Khan Resources Inc., the Canadian mining company claiming $104 million from Mongolia for lost licenses, petitioned a U.S. court to weigh in on the protracted dispute.
Khan on June 12 asked the U.S. District Court in the District of Columbia to endorse a compensation package that international arbitrators ruled was owed the company in March.
“The award is due and payable now,” Khan Chief Executive Officer Grant Edey said Monday in a statement. “We continue to seek an amicable basis for the payment.”

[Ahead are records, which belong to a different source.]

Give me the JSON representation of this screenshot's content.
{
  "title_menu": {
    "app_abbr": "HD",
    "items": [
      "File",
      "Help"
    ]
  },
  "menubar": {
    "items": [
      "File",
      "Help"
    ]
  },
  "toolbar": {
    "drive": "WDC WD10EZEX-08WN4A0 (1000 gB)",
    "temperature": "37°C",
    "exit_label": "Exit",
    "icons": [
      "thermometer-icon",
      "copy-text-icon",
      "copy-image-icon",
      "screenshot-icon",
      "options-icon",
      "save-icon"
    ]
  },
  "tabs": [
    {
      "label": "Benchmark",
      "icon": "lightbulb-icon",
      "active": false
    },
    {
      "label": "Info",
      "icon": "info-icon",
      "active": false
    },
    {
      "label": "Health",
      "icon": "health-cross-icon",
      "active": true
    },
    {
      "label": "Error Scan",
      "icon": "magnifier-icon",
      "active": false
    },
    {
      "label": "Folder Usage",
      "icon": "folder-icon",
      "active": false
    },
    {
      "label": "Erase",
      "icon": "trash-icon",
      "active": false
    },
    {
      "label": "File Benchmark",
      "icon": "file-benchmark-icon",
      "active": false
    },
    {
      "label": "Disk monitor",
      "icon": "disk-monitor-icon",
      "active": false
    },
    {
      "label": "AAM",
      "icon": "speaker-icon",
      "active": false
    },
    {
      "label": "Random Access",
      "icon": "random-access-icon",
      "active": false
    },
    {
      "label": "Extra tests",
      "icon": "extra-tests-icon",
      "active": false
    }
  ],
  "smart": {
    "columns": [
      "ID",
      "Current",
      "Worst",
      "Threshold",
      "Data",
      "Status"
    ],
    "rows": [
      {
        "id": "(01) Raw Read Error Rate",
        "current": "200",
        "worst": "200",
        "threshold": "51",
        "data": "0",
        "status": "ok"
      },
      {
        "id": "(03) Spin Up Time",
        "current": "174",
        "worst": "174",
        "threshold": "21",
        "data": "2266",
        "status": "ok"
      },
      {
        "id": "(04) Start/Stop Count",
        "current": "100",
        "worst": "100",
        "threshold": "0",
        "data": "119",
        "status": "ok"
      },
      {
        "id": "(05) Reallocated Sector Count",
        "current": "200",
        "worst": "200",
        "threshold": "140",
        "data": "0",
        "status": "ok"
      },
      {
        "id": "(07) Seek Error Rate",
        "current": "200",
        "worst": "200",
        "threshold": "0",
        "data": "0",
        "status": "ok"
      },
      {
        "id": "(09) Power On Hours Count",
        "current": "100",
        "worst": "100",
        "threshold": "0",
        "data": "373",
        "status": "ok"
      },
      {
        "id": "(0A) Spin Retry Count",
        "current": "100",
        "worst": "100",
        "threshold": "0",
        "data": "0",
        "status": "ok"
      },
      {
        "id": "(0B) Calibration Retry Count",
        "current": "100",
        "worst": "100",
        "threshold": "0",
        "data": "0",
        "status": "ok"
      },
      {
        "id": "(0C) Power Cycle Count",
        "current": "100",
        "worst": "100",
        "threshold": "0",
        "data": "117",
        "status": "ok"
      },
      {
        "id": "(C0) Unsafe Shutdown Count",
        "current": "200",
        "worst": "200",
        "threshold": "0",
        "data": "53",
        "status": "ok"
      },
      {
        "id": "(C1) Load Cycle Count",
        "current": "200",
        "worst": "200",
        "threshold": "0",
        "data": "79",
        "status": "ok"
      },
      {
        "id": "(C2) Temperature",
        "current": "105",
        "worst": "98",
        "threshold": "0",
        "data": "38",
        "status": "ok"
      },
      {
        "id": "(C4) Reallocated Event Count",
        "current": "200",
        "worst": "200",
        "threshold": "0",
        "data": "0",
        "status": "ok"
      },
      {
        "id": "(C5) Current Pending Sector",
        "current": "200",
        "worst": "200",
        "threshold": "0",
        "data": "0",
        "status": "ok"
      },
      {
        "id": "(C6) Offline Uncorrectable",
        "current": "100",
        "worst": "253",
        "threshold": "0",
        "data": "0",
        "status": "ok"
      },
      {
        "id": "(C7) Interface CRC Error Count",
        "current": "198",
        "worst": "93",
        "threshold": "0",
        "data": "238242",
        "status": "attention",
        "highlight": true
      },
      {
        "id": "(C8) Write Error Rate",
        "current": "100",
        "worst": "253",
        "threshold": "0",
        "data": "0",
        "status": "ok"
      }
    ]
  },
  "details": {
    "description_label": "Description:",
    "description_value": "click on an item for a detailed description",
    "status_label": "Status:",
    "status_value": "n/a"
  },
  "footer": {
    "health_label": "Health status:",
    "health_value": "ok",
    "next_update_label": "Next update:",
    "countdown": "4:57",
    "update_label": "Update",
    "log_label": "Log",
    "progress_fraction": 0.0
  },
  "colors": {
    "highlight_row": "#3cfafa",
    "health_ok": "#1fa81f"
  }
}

The Mongolian government has refused to pay compensation to the Toronto-based company after stripping its uranium mining licenses in 2009, an action Khan fought in the courts for four years. The $100 million in damages awarded by arbitrators is accruing interest at a rate of $6,485 a day, reaching $104.3 million at the end of last week.
The dispute risks deterring investors in Mongolia, which has used last month’s copper-mine deal with Rio Tinto Group to try to woo companies back after foreign direct investment plunged more than 90 percent in two years.

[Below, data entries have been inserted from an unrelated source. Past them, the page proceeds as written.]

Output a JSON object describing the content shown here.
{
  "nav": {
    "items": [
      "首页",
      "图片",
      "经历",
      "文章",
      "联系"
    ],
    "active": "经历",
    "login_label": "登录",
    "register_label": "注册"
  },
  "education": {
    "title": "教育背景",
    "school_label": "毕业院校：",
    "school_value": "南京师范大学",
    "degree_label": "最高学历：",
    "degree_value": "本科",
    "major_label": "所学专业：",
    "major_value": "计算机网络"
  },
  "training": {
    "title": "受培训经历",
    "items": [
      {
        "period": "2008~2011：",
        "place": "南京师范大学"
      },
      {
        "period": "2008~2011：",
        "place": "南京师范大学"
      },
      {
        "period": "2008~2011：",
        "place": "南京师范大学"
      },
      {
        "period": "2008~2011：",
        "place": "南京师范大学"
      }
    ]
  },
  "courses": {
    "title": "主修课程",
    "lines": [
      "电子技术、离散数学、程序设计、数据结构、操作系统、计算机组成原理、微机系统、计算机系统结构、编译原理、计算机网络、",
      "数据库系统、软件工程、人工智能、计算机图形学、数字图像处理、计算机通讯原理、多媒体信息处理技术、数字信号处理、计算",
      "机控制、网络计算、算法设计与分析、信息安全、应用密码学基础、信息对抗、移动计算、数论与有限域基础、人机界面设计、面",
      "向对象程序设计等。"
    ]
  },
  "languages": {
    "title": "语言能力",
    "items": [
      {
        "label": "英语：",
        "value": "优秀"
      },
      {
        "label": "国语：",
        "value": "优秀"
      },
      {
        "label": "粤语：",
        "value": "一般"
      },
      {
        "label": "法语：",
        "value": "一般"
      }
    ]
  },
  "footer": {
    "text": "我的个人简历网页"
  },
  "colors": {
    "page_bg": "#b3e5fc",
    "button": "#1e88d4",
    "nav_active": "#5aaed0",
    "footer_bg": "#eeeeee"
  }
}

Confirmation of the compensation award would make it executable in the U.S. as a court judgment, Khan said in the statement. Mongolia’s refusal to pay “raises the question of whether investors should be investing in a country that does not respect international arbitration,” Edey said.
Meetings in Ulaanbaatar to resolve the dispute broke down in April. The Ministry of Justice said at the time that Khan had ended negotiations early and it would seek to nullify the award. Khan said it was unaware of any grounds to justify such a move.
Bayartsetseg Jigmiddash, state secretary at the ministry, was unavailable for comment on Monday and didn’t respond to an e-mail.